Zuenir Ventura *
Reclamam sem saber bem de quê, em geral, de ‘tudo isso que
está aí’, com prazer masoquista. Hoje o pretexto é a Copa, seria outro se não
houvesse esse.
Algumas pessoas já perceberam que uma onda de mau humor nos
atingiu. O sociólogo italiano Domenico De Masi, admirador e estudioso do
Brasil, aonde vem com frequência, declarou em entrevista que o país está
“deprimido”, e sem motivo para isso, pois acha que poucas nações avançaram
tanto nesses últimos 30 anos. Ele acredita que podemos contribuir para a construção
de um modelo de vida universal, “baseado na miscigenação, na sabedoria, na
beleza e na harmonia”. E, eu acrescentaria, na vocação para a alegria. O
humorista Tutty Vasques, que faz crítica com graça, a exemplo do Chico Caruso,
também acha que o clima está pesado, tanto que tem medo de rir em público e ser
advertido por alguém: “Está rindo de quê?” A campeã olímpica de judô, a
francesa Lucie Décosse, passando por aqui, observou: “As pessoas estão muito
irritadas; todo dia tem uma greve!” Uma amiga chegou a classificar de “núcleos
de entusiasmo” os grupos que ainda teimam em contrariar a moda da cara
emburrada. Até Alice anda irascível porque continua sem resposta para a
pergunta “quem manda no mundo?” Ela deve estar querendo fazer também alguma
reclamação. Outro dia contei aqui histórias de um motorista de táxi
bem-humorado e otimista.

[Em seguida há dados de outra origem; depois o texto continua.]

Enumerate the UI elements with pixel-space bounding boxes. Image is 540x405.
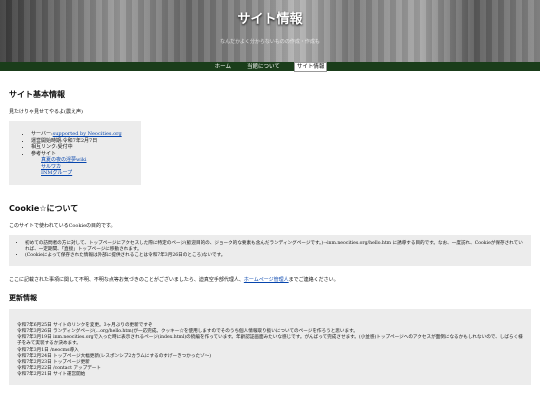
basic-info-heading: サイト基本情報 (9, 90, 65, 99)
admin-link[interactable]: ホームページ管理人 (244, 277, 289, 283)
page-title: サイト情報 (237, 12, 303, 27)
ref-link-saruwaka[interactable]: サルワカ (41, 164, 61, 170)
ref-link-inm-group[interactable]: INMグループ (41, 170, 72, 176)
cookie-box: 初めての訪問者の方に対して、トップページにアクセスした際に特定のページ(歓迎目的… (9, 234, 531, 266)
server-link[interactable]: supported by Neocities.org (53, 131, 122, 137)
main-content: サイト基本情報 見たけりゃ見せてやるよ(震え声) サーバー:supported … (0, 89, 540, 385)
ref-link-inm-wiki[interactable]: 真夏の夜の淫夢wiki (41, 157, 87, 163)
update-line: 令和7年3月19日 inm.neocities.orgで入った時に表示されるペー… (17, 335, 523, 347)
server-item: サーバー:supported by Neocities.org (31, 131, 129, 138)
cookie-intro: このサイトで使われているCookieの目的です。 (9, 222, 116, 229)
header-banner: サイト情報 なんだかよく分からないものの作成・作成も (0, 0, 540, 62)
nav-home[interactable]: ホーム (213, 63, 233, 71)
basic-info-intro: 見たけりゃ見せてやるよ(震え声) (9, 109, 83, 115)
nav-site-info[interactable]: サイト情報 (293, 61, 328, 72)
cookie-heading: Cookie☆について (9, 203, 79, 213)
header-subtitle: なんだかよく分からないものの作成・作成も (220, 39, 320, 45)
cookie-item: (Cookieによって保存された情報は外部に提供されることは令和7年3月26日の… (25, 253, 523, 259)
nav-about[interactable]: 当館について (245, 63, 282, 71)
basic-info-box: サーバー:supported by Neocities.org 運営開始時期:令… (9, 121, 141, 185)
contact-text: ここに記載された事項に関して不明、不明な点等お気づきのことがございましたら、迫真… (9, 276, 339, 283)
updates-heading: 更新情報 (9, 293, 37, 302)
nav-bar: ホーム 当館について サイト情報 (0, 61, 540, 72)
cookie-item: 初めての訪問者の方に対して、トップページにアクセスした際に特定のページ(歓迎目的… (25, 241, 523, 254)
update-line: 令和7年2月21日 サイト運営開始 (17, 372, 86, 378)
updates-box: 令和7年6月25日 サイトのリンクを変更。3ヶ月ぶりの更新ですぞ 令和7年3月2… (9, 308, 531, 385)
reference-sites-item: 参考サイト 真夏の夜の淫夢wiki サルワカ INMグループ (31, 151, 129, 177)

Pois bem, um leitor achou que se tratava de um
“personagem inventado” e um repórter da TV Bandeirantes entrevistou-o por ser
uma raridade.
Muitos nos acusam, a nós, jornalistas, de contribuir para o
pessimismo atual, com a suposta crença de que nós achamos que notícia boa é
notícia ruim. Pode ser, mas, se isso é verdade, encontra eco entre os leitores
que gostam de não gostar. De Masi, numa reunião informal, quis a opinião dos
presentes. Alguém aconselhou-o a perguntar também a um psicanalista, porque, ao
lado das justas motivações, há aquelas internas, autoinsatisfações, que nem
sempre têm a ver com o que acontece do lado de fora. Há queixosos que reclamam
sem saber bem de quê — em geral, de “tudo isso que está aí” —, com evidente
prazer masoquista. Hoje o pretexto é a Copa, mas seria outro se não houvesse
esse.
Os indignados que acreditam na eficácia do ranger de dentes
e da crispação ou nos muxoxos e na rabugice esquecem que ridicularizar pelo
riso funciona mais do que xingamento. E, além do mais, estudos médicos revelam
que mau humor faz mal à saúde, porque libera a adrenalina, que eleva a tensão
arterial e aumenta o nível de açúcar no sangue. Já o indivíduo bem-humorado
produz endorfina, o hormônio que relaxa e estimula o bem-estar.
Se não bastassem todas essas desvantagens, o mau humor
apresenta o risco de ser viral, de contagiar. A gente acaba falando contra ele
com mau humor, como desconfio que fiz nesta coluna — e não só nesta.